Rubinette was everyone’s favorite. I was tasting it for the first time, too. I had saved it out after picking because we only one apple – the first and only from our tree planted in 2022. Full of excellent flavor.
Colonel’s Kernel might be called the second favorite, since it was the most commented on. Because it was such pleasant eating, folks were surprised that Colonel’s Kernel was another tree from our woods where there once was an orchard. It seems almost certainly to be a named variety, but I’ve not been able to identify it. The fruits are very large, have an often dull red over yellow, have a nicely balanced flavor on the sweet side, and are crisp without a hard crunch. In other words, it is like many popular varieties from an earlier era. Its name is an homage to my wife and her father, who was a colonel.

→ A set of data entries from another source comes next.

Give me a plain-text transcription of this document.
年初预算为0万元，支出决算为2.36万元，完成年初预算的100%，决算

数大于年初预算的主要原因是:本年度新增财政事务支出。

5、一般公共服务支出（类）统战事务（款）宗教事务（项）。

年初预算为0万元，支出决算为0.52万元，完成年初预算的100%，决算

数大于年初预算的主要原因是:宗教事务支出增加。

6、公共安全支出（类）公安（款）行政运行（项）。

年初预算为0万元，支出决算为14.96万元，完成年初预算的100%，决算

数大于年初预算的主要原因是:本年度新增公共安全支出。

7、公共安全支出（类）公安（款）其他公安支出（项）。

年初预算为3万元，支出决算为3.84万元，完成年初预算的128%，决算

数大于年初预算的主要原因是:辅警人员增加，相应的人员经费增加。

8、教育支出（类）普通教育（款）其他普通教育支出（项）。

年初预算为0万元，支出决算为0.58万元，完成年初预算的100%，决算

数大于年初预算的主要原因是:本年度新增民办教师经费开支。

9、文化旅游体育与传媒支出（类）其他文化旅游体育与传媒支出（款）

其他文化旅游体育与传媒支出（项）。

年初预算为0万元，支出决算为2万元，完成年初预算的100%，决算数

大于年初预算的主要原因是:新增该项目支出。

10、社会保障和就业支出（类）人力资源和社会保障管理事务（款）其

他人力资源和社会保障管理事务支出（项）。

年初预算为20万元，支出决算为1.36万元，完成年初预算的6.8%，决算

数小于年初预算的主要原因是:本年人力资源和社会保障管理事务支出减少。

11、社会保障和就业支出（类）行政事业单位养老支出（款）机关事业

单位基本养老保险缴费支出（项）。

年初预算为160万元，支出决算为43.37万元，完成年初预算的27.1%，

Dyer, Westfield, and Spigold were also especially liked.
Smokehouse had its advocates, but high praise wasn’t universal.
No one had much to say about Red Canada or Haralson, but they were generally liked.
Tolman got similar reactions as it has gotten before. Sweet but otherwise of little flavor.
The Holstein was a spitter. I’m a slow learner, since our Holsteins have never tasted right. I’m finally more than suspecting that I was not sent the right tree when I bought it from South Meadow – a nursery not recommended for a variety of reasons. Something like confirmation came this year when two Tompkins King trees we got from there at the same time finally bore for the first time. They both bore yellow apples that look nothing like the fruits from our Tompkins King that died or are grown by Kingtown Orchard, an old enterprise that is just outside of Tompkins County.